Catering to those who demand great GPU performance for a modest price, NVIDIA has launched its $130 $150 GeForce GTX 550 Ti. Compared to the GTS 450 which it replaces, the GTX 550 Ti delivers faster performance, a beefier memory bus and what NVIDIA touts as being one of the best performance per watt ratios around.
Unigine Heaven 2.1
While Futuremark is a well-established name where PC benchmarking is concerned, Unigine is just beginning to become exposed to people. The company’s main focus isn’t benchmarks, but rather its cross-platform game engine which it licenses out to other developers, and also its own games, such as a gorgeous post-apocalytic oil strategy game.

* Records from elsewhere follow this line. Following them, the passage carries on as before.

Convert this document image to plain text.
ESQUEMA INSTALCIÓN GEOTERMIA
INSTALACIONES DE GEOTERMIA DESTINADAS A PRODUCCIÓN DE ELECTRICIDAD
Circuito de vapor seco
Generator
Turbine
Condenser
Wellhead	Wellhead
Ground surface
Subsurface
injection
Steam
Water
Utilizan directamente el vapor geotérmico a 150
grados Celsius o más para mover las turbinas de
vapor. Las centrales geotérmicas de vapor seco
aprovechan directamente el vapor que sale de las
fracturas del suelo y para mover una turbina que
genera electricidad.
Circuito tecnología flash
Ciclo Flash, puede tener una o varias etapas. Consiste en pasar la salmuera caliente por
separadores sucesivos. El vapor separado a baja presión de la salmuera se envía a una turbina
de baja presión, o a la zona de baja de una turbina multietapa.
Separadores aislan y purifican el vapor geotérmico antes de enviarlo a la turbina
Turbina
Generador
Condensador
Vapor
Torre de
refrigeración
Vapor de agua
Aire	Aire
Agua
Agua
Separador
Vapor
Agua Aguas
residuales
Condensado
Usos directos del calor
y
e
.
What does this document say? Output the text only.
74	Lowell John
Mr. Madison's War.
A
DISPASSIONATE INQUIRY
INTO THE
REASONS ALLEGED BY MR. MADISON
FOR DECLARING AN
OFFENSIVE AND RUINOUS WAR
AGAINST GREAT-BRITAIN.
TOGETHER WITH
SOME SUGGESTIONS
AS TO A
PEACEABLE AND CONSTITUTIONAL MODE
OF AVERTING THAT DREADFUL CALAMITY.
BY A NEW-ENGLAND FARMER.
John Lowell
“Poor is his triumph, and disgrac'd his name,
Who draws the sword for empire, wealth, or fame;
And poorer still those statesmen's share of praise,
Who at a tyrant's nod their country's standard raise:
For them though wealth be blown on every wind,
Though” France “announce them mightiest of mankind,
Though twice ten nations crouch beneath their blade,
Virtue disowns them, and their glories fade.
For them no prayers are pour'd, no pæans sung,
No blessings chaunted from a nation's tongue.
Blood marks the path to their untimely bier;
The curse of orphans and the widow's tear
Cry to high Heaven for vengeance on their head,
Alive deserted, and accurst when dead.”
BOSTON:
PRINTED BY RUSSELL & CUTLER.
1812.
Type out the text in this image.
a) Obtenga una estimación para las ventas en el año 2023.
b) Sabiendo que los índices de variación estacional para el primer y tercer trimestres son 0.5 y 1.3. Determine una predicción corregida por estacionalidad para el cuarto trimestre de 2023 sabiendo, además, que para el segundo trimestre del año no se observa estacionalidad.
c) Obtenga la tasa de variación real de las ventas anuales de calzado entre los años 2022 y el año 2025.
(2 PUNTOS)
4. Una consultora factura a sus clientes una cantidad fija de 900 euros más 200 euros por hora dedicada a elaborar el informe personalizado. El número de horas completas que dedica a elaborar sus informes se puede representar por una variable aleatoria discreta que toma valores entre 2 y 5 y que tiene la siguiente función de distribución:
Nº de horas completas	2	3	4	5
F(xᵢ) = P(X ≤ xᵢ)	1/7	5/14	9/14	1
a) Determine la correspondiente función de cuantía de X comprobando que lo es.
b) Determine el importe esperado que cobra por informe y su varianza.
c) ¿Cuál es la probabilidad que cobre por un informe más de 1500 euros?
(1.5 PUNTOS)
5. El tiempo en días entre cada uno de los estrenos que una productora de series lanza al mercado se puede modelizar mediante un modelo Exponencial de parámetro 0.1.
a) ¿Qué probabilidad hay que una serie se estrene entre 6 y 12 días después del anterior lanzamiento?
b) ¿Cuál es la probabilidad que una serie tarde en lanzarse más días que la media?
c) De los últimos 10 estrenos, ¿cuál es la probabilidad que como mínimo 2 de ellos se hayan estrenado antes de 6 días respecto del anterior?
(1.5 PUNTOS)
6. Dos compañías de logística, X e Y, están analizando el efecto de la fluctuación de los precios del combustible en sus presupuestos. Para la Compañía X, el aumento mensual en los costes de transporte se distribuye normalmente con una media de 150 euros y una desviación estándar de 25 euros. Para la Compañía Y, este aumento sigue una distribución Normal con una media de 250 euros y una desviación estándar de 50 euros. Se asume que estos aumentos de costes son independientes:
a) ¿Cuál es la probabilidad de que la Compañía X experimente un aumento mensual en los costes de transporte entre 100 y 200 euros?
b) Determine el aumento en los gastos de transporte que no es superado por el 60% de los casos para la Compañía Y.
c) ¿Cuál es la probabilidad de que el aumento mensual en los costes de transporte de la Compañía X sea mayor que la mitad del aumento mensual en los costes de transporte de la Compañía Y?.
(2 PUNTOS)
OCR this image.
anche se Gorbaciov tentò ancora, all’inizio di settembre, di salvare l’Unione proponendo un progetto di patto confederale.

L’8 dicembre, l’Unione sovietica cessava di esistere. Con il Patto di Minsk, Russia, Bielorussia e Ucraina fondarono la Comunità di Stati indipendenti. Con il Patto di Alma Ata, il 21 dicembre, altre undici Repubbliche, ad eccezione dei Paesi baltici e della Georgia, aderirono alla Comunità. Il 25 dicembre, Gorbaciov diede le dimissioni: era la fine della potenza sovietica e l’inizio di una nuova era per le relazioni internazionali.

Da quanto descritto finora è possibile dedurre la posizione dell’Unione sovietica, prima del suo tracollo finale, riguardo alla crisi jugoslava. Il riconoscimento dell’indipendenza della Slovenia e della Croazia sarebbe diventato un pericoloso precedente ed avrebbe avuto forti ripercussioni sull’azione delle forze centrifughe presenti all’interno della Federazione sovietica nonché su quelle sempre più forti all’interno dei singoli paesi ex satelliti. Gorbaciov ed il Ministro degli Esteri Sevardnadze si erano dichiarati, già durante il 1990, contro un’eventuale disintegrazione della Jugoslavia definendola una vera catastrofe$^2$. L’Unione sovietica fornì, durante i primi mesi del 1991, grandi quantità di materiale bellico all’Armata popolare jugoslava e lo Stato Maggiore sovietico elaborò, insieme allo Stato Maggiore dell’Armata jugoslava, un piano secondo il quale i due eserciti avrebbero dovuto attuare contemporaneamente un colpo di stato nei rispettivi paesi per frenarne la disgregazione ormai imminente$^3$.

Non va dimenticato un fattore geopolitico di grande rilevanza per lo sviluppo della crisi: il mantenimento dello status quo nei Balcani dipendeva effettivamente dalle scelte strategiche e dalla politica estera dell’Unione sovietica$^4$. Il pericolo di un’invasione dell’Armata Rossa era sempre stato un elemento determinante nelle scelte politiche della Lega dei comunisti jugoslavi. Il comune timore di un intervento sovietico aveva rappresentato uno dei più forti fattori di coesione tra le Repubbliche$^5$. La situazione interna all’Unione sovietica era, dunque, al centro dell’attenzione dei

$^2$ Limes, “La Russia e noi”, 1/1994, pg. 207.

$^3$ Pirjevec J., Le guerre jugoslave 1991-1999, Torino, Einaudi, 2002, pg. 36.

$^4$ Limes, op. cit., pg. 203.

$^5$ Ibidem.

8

The company’s benchmarks are simply a by-product of its game engine.
The biggest reason that the company’s “Heaven” benchmark grew in popularity rather quickly is that both AMD and NVIDIA promoted it for its heavy use of tessellation, a key DirectX 11 feature. Like 3DMark Vantage, the benchmark here is overkill by design, so results here aren’t going to directly correlate with real gameplay. Rather, they showcase which card models can better handle both DX11 and its GPU-bogging features.
Proving that NVIDIA still reigns supreme in DX11 performance, the GTX 550 Ti surpasses the HD 5770 by a fair margin here. Overall, AMD’s card is good for overall gaming, while NVIDIA’s has a slight edge for those who might want to run DX11 applications. There’s a definite trade-off for each.